Entreprendre, c'est prendre des risques : aucune activité n'en est exempte. Gérer les risques, ce n'est pas les supprimer, c'est les maîtriser. Comment s'y prendre méthodiquement ?
Risque = probabilité × gravité
Un risque est un événement incertain qui, s'il survient, a des conséquences négatives sur les objectifs. Il se caractérise par deux dimensions : sa probabilité de survenance et sa gravité. Cette double dimension permet de hiérarchiser : on ne traite pas de la même façon un risque rare et bénin et un risque probable et grave.

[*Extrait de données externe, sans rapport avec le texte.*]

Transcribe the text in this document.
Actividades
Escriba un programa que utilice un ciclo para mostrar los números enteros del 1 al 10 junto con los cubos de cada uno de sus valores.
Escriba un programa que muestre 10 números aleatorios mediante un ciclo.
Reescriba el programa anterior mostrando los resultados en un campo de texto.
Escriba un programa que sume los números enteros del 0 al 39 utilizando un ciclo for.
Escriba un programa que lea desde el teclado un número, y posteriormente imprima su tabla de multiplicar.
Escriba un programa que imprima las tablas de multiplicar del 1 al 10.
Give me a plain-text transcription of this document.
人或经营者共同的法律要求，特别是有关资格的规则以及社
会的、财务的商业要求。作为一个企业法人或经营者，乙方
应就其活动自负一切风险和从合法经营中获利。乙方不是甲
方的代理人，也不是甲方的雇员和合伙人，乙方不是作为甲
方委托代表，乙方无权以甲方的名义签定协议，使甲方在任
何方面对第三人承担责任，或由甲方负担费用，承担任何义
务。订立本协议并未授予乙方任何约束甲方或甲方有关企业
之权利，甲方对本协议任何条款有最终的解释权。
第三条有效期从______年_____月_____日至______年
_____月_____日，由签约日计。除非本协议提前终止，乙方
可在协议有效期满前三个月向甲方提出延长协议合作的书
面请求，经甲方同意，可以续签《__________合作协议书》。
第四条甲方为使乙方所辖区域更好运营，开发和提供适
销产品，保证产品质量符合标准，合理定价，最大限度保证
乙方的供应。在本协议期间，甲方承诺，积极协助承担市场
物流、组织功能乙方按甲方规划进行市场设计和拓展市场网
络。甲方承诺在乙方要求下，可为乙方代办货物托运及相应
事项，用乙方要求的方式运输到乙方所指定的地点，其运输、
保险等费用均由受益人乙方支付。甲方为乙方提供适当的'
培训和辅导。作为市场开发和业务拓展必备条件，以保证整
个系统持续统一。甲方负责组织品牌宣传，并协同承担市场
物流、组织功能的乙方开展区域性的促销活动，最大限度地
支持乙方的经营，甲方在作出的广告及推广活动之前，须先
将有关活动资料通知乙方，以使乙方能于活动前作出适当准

La gestion des risques est avant tout une affaire de priorisation.
La démarche en quatre étapes
- Identifier — repérer les risques auxquels l'organisation est exposée.
- Évaluer — les mesurer selon leur probabilité et leur gravité.
- Traiter — quatre options : éviter le risque, le réduire, le transférer par l'assurance, ou l'accepter.
- Surveiller — suivre les risques dans le temps.
Les grandes familles de risques
- Financiers — trésorerie, impayés, change, taux, crédit.
- Opérationnels — panne, rupture d'approvisionnement, défaut qualité, accident.
- Juridiques — litiges, non-conformité, responsabilité.
- Sociaux — accidents du travail, conflits, risques psychosociaux.
- Numériques / cyber — cyberattaque, perte de données, panne informatique.
S'y ajoutent les risques environnementaux, réputationnels, stratégiques et, de plus en plus, les risques liés au climat.
Le DUERP et l'obligation de l'employeur
En matière de santé et de sécurité au travail, l'employeur a une obligation légale forte, formalisée notamment par le DUERP (document unique d'évaluation des risques professionnels). La gestion des risques rejoint la responsabilité de l'entreprise : ne pas prévenir un risque qui se réalise peut engager sa responsabilité civile et pénale. Anticiper vaut mieux que réparer.